Certa vez, Eddie Veder disse que sentia orgulho por tocar na melhor banda de rock que existe. Parece exagero, mas não é. Das quatro ou cinco bandas fundamentais, que merecem ser vistas ao vivo, o Pearl Jam é certamente uma delas. Por 2h40, na noite deste domingo, na praça da Apoteose, o grupo de Seattle confirmou a fama e matou a saudade de aproximadamente 40 mil fãs. No cardápio, um desfile impecável, na celebração de seus vinte anos de estrada. Cá pra nós, pouquíssimas bandas no mundo podem festejar duas décadas de trabalho. Grande parte até se envergonharia das porcarias gravadas pelo caminho. Com o PJ, é diferente. São músicas de qualidade, seguindo o figurino roqueiro mais caprichado. O fato de usar duas guitarras de alta qualidade – às vezes, três, quando o próprio Veder toca – facilita bastante as coisas.

Há tempos esperava ver algumas músicas serem executadas ao vivo pelo Pearl Jam tocar. Dei sorte. Deixaram de lado algumas de minhas favoritas, como Save You, mas as 30 outras pérolas tocadas compensaram plenamente. Even Flow, Rearviewmirror, Black, Alive, Daughter, Come Back, State Of Love And Trust, Of The Earth, Indifference, Do The Evolution e uma versão sensacional de Jeremy, que a banda ainda não havia mostrado na atual passagem pelo Brasil. Com direito a algumas homenagens inspiradas, como Mother (Pink Floyd) e I Believe in Miracles (Ramones).

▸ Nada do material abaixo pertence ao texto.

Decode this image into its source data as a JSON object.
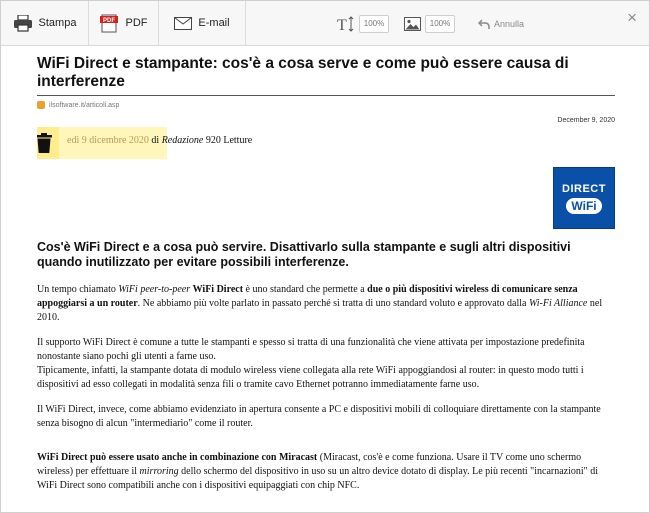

Vi muitos shows até hoje, alguns inesquecíveis (como Stones e Paul McCartney), mas não lembro de um mais empolgante e de repertório tão forte, em sintonia plena com a platéia. Mais especial ainda porque tive a companhia de meu filho Pedro, um sonho antigo. Queria poder mostrar a ele que o rock ainda não morreu e acho que fui bem sucedido na empreitada. Falta agora arranjar um outro showzaço como o do PJ para levar o infante João daqui a uns três anos.